Sessions was not the only one to reference funding as the primary reason for protest against this legislation. In February of 2012, Rep. Ron Paul told a primarily Hispanic crowd at a town hall meeting: “I cannot endorse [it] because there is a lot of money involved. And you know there are a lot of subsidies in there between the billions of dollars.”
However, according to Carlos Manuel, Deputy District Director of district 3 of the League of United Latin American Citizens in Texas, the passage of the DREAM Act would open job opportunities for students who are qualified in areas that are left vacant and risk being filled overseas. “The boost would also be seen in having a new bracket of people paying federal income taxes, meaning higher revenue for the country,” Manuel said.
Necessary funding doesn’t represent the only obstacle, according to those opposed. The absent requirement for making it necessary that applicants finish a four-year degree plan to retain amnesty drew fire as well.
According to Manuel, the fact that individuals have already attained a high school diploma implies this nation has already invested many years and education into these youth.
Manuel said: “Furthermore, we have students who are in the process of finishing high school who are willing to pursue a higher education at the prospect of being able to work once they have a degree. Prior to that, there was no reward for the hard work and going the extra four years. Deferred action brings that reward.”
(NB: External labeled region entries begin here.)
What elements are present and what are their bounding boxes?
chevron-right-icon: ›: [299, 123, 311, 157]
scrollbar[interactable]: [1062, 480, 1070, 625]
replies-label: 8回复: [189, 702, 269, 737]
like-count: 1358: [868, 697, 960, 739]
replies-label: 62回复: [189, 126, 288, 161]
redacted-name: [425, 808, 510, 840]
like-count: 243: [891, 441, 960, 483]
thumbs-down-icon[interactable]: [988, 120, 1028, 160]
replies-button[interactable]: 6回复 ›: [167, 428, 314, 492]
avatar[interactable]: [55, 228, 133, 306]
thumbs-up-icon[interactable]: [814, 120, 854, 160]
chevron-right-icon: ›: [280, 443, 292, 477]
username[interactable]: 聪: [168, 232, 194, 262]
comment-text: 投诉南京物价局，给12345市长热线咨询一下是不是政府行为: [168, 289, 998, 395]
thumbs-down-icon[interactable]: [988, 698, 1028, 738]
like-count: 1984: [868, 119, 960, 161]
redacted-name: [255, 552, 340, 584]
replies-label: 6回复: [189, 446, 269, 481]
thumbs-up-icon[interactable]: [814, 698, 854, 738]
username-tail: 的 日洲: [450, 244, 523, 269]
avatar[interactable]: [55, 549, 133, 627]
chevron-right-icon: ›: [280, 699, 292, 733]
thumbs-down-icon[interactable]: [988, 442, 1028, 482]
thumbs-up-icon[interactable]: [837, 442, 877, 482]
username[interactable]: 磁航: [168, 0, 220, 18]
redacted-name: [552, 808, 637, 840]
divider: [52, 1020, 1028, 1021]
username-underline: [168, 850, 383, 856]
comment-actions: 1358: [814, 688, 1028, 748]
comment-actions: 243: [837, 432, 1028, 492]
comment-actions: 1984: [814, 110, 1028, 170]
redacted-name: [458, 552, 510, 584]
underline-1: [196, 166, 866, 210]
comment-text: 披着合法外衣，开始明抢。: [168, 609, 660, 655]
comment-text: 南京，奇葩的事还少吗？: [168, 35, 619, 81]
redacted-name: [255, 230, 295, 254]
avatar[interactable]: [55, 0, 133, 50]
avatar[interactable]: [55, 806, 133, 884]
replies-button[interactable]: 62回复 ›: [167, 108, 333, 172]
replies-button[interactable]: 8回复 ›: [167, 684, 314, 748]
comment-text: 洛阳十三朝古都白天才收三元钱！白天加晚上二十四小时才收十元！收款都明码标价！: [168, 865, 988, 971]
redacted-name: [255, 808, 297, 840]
Despite the failure of the DREAM Act’s realization, through deferred action and prospects of new legislation, undocumented youth who embody what the legislation was originally intended for continue to strive for American achievements.
Bocanegra, who now attends the University of North Texas and plans to graduate within two more semesters, said: “It’s definitely a step in the right direction. I haven’t given up hope.”